Domenica 3 ottobre,  l’Ambasciata Tedesca ha celebrato dunque i 20 anni della unificazione tedesca. L’Ambasciatore, iniziando a parlare proprio mentre le zanzare si sollevavano dal prato per andare a divorare le gambe delle signore vestite a festa (me compresa),  ha iniziato il suo breve discorso celebratorio ringraziando l’Ambasciatore della Repubblica di Corea in Tanzania per aver ceduto a lui la data del 3 ottobre e rendere cosi’ omaggio alla Unificazione tedesca in tempo reale. Infatti, a quanto pare, anche la Corea celebra una data importante il 3 di ottobre, ma evidentemente non l’unificazione delle due Coree e cosi’ la Bundesrepublik Deutschland si è aggiudicata il suo 3.Oktober.

Detto cio’, Herr Herz si è lanciato in una banalissima e brevissima celebrazione della Einheit tedesca, di quanto accadde nel 1989 prima e nel 1990 poi quando “la cosiddetta Repubblica Democratica Tedesca ha cessato di esistere unendo le sue sorti alla Repubblica Federale”.
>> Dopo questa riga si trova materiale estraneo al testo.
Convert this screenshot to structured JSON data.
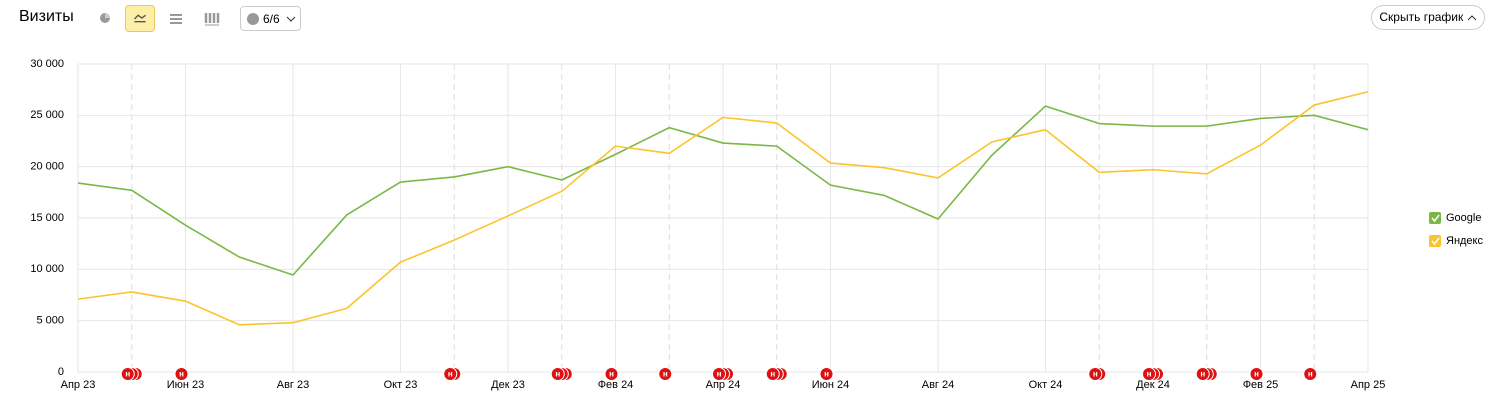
{
  "header": {
    "title": "Визиты",
    "filter_count": "6/6",
    "hide_button": "Скрыть график"
  },
  "chart_data": {
    "type": "line",
    "categories": [
      "Апр 23",
      null,
      "Июн 23",
      null,
      "Авг 23",
      null,
      "Окт 23",
      null,
      "Дек 23",
      null,
      "Фев 24",
      null,
      "Апр 24",
      null,
      "Июн 24",
      null,
      "Авг 24",
      null,
      "Окт 24",
      null,
      "Дек 24",
      null,
      "Фев 25",
      null,
      "Апр 25"
    ],
    "series": [
      {
        "name": "Google",
        "color": "#7ab845",
        "values": [
          18400,
          17700,
          14300,
          11200,
          9450,
          15300,
          18500,
          19000,
          20000,
          18700,
          21200,
          23800,
          22300,
          22000,
          18200,
          17200,
          14900,
          21100,
          25900,
          24200,
          23950,
          23950,
          24700,
          25000,
          23600
        ]
      },
      {
        "name": "Яндекс",
        "color": "#fcc42b",
        "values": [
          7100,
          7800,
          6900,
          4600,
          4800,
          6200,
          10700,
          12850,
          15200,
          17600,
          22000,
          21300,
          24800,
          24250,
          20350,
          19900,
          18900,
          22400,
          23600,
          19450,
          19700,
          19300,
          22100,
          26000,
          27300
        ]
      }
    ],
    "ylim": [
      0,
      30000
    ],
    "yticks": [
      0,
      {
        "value": 5000,
        "label": "5 000"
      },
      {
        "value": 10000,
        "label": "10 000"
      },
      {
        "value": 15000,
        "label": "15 000"
      },
      {
        "value": 20000,
        "label": "20 000"
      },
      {
        "value": 25000,
        "label": "25 000"
      },
      {
        "value": 30000,
        "label": "30 000"
      }
    ],
    "grid": true,
    "legend": "right",
    "annotation_label": "н",
    "annotations": [
      {
        "index": 1,
        "count": 3
      },
      {
        "index": 2,
        "count": 1
      },
      {
        "index": 7,
        "count": 2
      },
      {
        "index": 9,
        "count": 3
      },
      {
        "index": 10,
        "count": 1
      },
      {
        "index": 11,
        "count": 1
      },
      {
        "index": 12,
        "count": 3
      },
      {
        "index": 13,
        "count": 3
      },
      {
        "index": 14,
        "count": 1
      },
      {
        "index": 19,
        "count": 2
      },
      {
        "index": 20,
        "count": 3
      },
      {
        "index": 21,
        "count": 3
      },
      {
        "index": 22,
        "count": 1
      },
      {
        "index": 23,
        "count": 1
      }
    ]
  }
}
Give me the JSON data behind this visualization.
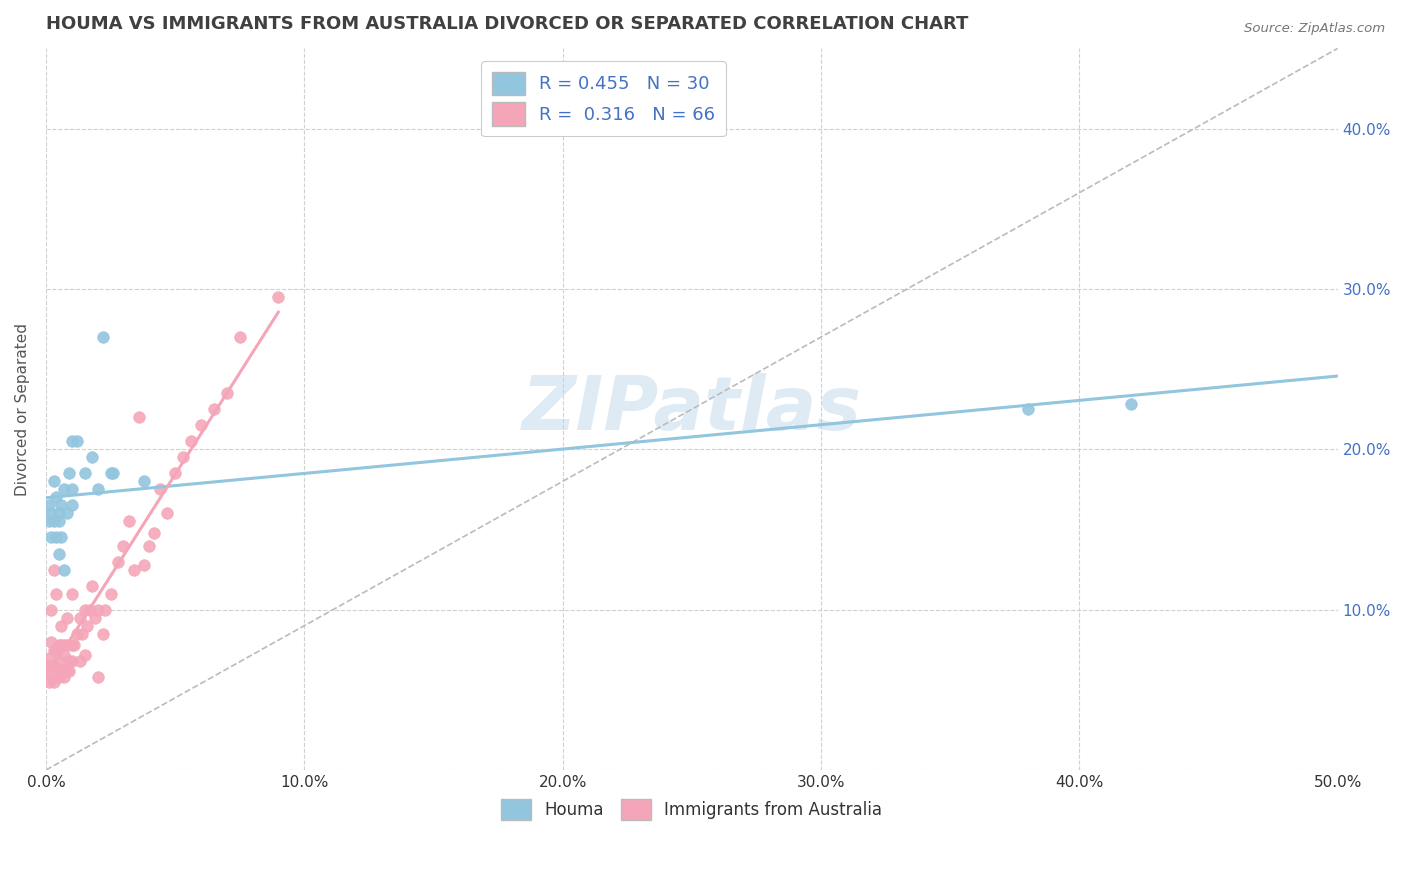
{
  "title": "HOUMA VS IMMIGRANTS FROM AUSTRALIA DIVORCED OR SEPARATED CORRELATION CHART",
  "source": "Source: ZipAtlas.com",
  "ylabel": "Divorced or Separated",
  "x_min": 0.0,
  "x_max": 0.5,
  "y_min": 0.0,
  "y_max": 0.45,
  "x_ticks": [
    0.0,
    0.1,
    0.2,
    0.3,
    0.4,
    0.5
  ],
  "x_tick_labels": [
    "0.0%",
    "10.0%",
    "20.0%",
    "30.0%",
    "40.0%",
    "50.0%"
  ],
  "y_ticks": [
    0.0,
    0.1,
    0.2,
    0.3,
    0.4
  ],
  "y_tick_labels": [
    "",
    "10.0%",
    "20.0%",
    "30.0%",
    "40.0%"
  ],
  "houma_color": "#92C5DE",
  "immigrants_color": "#F4A6B8",
  "houma_R": 0.455,
  "houma_N": 30,
  "immigrants_R": 0.316,
  "immigrants_N": 66,
  "legend_labels": [
    "Houma",
    "Immigrants from Australia"
  ],
  "watermark": "ZIPatlas",
  "houma_scatter_x": [
    0.001,
    0.001,
    0.002,
    0.002,
    0.003,
    0.003,
    0.004,
    0.004,
    0.005,
    0.005,
    0.005,
    0.006,
    0.006,
    0.007,
    0.007,
    0.008,
    0.009,
    0.01,
    0.01,
    0.01,
    0.012,
    0.015,
    0.018,
    0.02,
    0.022,
    0.025,
    0.026,
    0.038,
    0.38,
    0.42
  ],
  "houma_scatter_y": [
    0.155,
    0.165,
    0.145,
    0.16,
    0.155,
    0.18,
    0.145,
    0.17,
    0.135,
    0.155,
    0.16,
    0.145,
    0.165,
    0.125,
    0.175,
    0.16,
    0.185,
    0.175,
    0.205,
    0.165,
    0.205,
    0.185,
    0.195,
    0.175,
    0.27,
    0.185,
    0.185,
    0.18,
    0.225,
    0.228
  ],
  "immigrants_scatter_x": [
    0.0,
    0.0,
    0.001,
    0.001,
    0.002,
    0.002,
    0.002,
    0.003,
    0.003,
    0.003,
    0.003,
    0.004,
    0.004,
    0.004,
    0.005,
    0.005,
    0.005,
    0.006,
    0.006,
    0.006,
    0.007,
    0.007,
    0.007,
    0.007,
    0.008,
    0.008,
    0.008,
    0.009,
    0.009,
    0.01,
    0.01,
    0.01,
    0.011,
    0.012,
    0.013,
    0.013,
    0.014,
    0.015,
    0.015,
    0.016,
    0.017,
    0.018,
    0.019,
    0.02,
    0.02,
    0.022,
    0.023,
    0.025,
    0.028,
    0.03,
    0.032,
    0.034,
    0.036,
    0.038,
    0.04,
    0.042,
    0.044,
    0.047,
    0.05,
    0.053,
    0.056,
    0.06,
    0.065,
    0.07,
    0.075,
    0.09
  ],
  "immigrants_scatter_y": [
    0.06,
    0.065,
    0.055,
    0.07,
    0.065,
    0.08,
    0.1,
    0.055,
    0.065,
    0.075,
    0.125,
    0.06,
    0.075,
    0.11,
    0.058,
    0.068,
    0.078,
    0.062,
    0.078,
    0.09,
    0.058,
    0.063,
    0.072,
    0.078,
    0.062,
    0.078,
    0.095,
    0.062,
    0.068,
    0.068,
    0.078,
    0.11,
    0.078,
    0.085,
    0.068,
    0.095,
    0.085,
    0.072,
    0.1,
    0.09,
    0.1,
    0.115,
    0.095,
    0.058,
    0.1,
    0.085,
    0.1,
    0.11,
    0.13,
    0.14,
    0.155,
    0.125,
    0.22,
    0.128,
    0.14,
    0.148,
    0.175,
    0.16,
    0.185,
    0.195,
    0.205,
    0.215,
    0.225,
    0.235,
    0.27,
    0.295
  ],
  "background_color": "#FFFFFF",
  "grid_color": "#CCCCCC",
  "title_color": "#404040",
  "axis_label_color": "#555555",
  "blue_text_color": "#4472C4"
}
Ora, come sarebbe a dire, cosiddetta? Questa foto è del novembre 1999, 10 anni dopo la caduta del Muro. Questo pezzo di Muro qui per fortuna non è mai caduto. È li, colorato e lungo, davanti alla (nuova) stazione di Ostbanhof, lungo la Spree, ai margini orientali del quartiere di Kreutzberg. Per fortuna c’è ancora, a ricordare che chi, allora, pochi anni fa ancora, viveva di la’ del Muro viveva davvero di la’ del Muro, in una Repubblica, quella Democratica Tedesca, la DDR, che per quanto possa essere criticata,  è tuttavia esistita, ha prodotto generazioni di cittadini, una precisa identita’ nazionale, una coscienza colletivamente condivisa e perfino una squadra di calcio – per dirla con Kapuscinsky. E intellettuali, ma anche studenti, donne e uomini che hanno sentito, sulla loro pelle, non solo il peso tremendo della Stasi ma anche la consapevolezza di un entita’ tedesca diversamente possibile. La DDR insomma, ha un suo diritto di esistere nella Memoria, non puo’ essere negata. Puo’ essere studiata, analizzata, ma altrettanto deve esser fatto per la Repubblica Federale. Non ci puo’ essere un processo diffamatorio unidirezionale, come invece da anni, a partire da Kohl, è stato praticato da chi, all’Ovest non non ha visto nè capito granchè di quello che succedeva all’Est. Il discorso celebratorio è diventato insomma presso l’Ambasciata Tedesca in Tanzania umiliante e derisorio verso chi nella Germania Orientale è nato e ha vissuto. Complimenti Herr Ambassador, un passo avanti verso l’unificazione tedesca!